AI Challenge Winner Is Announced

Participants used artificial intelligence tools to create models that predict seed variety performance.
The 2017 winner of the AI Challenge, Tzvi Aviv (second from left), celebrates with James Hodson (far left) and Marko Grobelnik (far right), both with the AI for Good Foundation, and Dan Dyer (third from left) of Syngenta.

Researchers at Syngenta believe technologies like artificial intelligence (AI) can play a significant role in finding ways to improve global food security. That’s why the company has partnered with the AI for Good Foundation to create a data-science competition that recognizes innovative thinkers who use data analysis to improve plant breeding.

The winner of the 2017 Syngenta AI Challenge was recently named during the SIGKDD Conference on Knowledge Discovery and Data Mining in Halifax, Nova Scotia. Tzvi Aviv, Ph.D., of Aviv Innovation, and his partner, Vanessa Lundsgaard-Nielsen, Ph.D., of the University of Toronto, won with their entry “Ensemble of Cubist Models for Soy Yield Prediction Using Soil Features and Remote Sensing Variables.”

“I am very interested in plant science and genetics, but I am also interested in doing something that is really meaningful for me as a person,” says Aviv. “The contest was a fantastic opportunity for me to hone my skills around data analysis.”

Participants were asked to use their programming skills to design a model using real-world datasets to help scientists analyze soybean seed data more efficiently and effectively. Improving the plant breeding process and, in turn, the world’s ability to grow more crops with fewer resources was the ultimate goal.

“We hope that competitions like this one will inspire emerging data scientists and researchers to help solve the world’s most pressing problems.”

James Hodson
“The winning team’s entry demonstrated how effectively data can help solve the complex challenge of breeding high-yielding, geographically adapted seeds,” says Dan Dyer, head of seeds development at Syngenta and lead for the AI Challenge committee. “All finalists displayed creative and analytical approaches that have the potential to benefit the agriculture industry.”

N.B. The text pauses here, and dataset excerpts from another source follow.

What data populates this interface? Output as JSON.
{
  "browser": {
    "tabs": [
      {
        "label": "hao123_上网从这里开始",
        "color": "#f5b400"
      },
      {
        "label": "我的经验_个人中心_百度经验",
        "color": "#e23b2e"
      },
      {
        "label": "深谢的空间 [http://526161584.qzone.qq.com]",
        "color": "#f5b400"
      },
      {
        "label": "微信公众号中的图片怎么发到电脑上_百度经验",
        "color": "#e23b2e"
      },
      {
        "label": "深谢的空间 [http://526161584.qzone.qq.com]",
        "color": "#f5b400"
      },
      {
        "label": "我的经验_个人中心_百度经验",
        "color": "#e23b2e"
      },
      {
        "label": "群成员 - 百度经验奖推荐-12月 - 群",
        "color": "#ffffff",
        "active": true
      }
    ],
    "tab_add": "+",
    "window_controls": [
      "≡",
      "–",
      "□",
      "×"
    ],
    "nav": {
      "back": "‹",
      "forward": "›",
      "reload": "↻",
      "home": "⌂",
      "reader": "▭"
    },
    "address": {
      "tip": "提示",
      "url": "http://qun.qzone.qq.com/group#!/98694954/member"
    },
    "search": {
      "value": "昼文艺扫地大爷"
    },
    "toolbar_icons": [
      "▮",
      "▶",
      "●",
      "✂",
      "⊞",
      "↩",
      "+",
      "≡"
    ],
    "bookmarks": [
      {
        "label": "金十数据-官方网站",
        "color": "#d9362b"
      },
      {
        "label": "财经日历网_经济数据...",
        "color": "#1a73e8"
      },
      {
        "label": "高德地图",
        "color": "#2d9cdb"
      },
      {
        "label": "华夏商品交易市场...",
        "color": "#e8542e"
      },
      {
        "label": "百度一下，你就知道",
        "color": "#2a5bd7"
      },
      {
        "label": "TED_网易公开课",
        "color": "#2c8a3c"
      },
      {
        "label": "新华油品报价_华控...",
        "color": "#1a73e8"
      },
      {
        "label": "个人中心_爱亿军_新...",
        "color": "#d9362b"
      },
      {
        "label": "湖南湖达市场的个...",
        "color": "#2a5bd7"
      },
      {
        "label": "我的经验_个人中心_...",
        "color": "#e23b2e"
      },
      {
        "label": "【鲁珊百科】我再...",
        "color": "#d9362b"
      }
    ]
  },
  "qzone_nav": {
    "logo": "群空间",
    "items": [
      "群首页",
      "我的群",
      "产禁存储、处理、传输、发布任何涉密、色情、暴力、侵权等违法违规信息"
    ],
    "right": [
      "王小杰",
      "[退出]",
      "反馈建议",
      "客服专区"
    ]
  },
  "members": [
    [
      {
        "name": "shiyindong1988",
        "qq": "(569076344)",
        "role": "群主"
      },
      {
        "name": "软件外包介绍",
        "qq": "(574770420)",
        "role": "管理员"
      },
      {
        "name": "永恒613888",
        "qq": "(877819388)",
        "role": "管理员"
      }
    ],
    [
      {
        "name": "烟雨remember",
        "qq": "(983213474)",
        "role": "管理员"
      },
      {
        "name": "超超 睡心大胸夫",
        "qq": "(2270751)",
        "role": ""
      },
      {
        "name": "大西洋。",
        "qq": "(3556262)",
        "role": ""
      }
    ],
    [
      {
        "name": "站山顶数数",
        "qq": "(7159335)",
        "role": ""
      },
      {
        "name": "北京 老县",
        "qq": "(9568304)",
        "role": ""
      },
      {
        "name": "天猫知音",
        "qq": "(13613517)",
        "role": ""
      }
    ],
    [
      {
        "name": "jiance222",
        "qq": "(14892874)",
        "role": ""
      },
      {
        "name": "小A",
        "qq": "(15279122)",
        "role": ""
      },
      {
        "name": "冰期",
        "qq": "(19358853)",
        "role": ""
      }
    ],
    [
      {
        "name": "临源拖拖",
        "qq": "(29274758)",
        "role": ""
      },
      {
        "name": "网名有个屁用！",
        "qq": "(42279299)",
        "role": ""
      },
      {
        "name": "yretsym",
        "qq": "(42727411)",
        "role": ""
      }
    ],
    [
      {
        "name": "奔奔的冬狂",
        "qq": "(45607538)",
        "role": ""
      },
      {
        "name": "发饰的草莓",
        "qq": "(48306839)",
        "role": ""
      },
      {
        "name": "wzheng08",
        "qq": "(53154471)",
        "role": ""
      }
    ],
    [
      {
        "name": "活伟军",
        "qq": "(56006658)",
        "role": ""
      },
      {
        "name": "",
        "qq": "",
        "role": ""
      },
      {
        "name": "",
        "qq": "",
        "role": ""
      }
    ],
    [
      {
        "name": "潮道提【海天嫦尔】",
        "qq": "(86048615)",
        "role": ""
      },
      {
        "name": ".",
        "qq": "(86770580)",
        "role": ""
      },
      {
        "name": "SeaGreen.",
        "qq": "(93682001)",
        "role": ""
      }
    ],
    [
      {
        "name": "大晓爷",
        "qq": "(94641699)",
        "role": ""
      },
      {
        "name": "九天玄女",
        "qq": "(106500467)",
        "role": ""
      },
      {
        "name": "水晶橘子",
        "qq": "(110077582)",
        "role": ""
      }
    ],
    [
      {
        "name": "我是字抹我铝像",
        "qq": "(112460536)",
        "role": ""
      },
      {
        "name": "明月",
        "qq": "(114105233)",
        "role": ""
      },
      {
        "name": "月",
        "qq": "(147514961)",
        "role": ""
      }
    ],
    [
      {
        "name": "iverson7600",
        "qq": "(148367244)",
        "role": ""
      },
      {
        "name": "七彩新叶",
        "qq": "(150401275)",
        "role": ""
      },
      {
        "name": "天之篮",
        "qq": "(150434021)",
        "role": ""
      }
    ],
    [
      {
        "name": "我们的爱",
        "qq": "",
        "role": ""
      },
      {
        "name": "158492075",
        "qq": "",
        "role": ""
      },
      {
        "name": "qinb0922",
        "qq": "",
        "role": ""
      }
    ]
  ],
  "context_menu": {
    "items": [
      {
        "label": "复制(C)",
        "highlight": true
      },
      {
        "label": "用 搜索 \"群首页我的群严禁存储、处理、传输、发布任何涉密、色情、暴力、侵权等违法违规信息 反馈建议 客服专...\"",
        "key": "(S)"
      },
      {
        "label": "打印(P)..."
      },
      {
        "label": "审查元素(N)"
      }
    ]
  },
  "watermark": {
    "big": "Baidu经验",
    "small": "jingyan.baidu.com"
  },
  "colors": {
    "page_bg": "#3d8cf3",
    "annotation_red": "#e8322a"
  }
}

The runners-up included teams representing Harvard University in Cambridge, Massachusetts; Washington University in St. Louis, Missouri; Carnegie Mellon University in Pittsburgh, Pennsylvania; and IN2 Group, a software company based in Croatia. Entries were evaluated based on scientific rigor, effectiveness in identifying the best varieties, and the finalists’ ability to clearly articulate their solution and its methodology.

The challenge aligns with the Syngenta commitment to make crops more efficient—one of the tenets of The Good Growth Plan, a global initiative to improve the sustainability of agriculture.

“The future availability of food is a global concern, and one that must be dealt with swiftly and sustainably,” says James Hodson, co-founder and CEO of the AI for Good Foundation. “We hope that competitions like this one will inspire emerging data scientists and researchers to help solve the world’s most pressing problems.”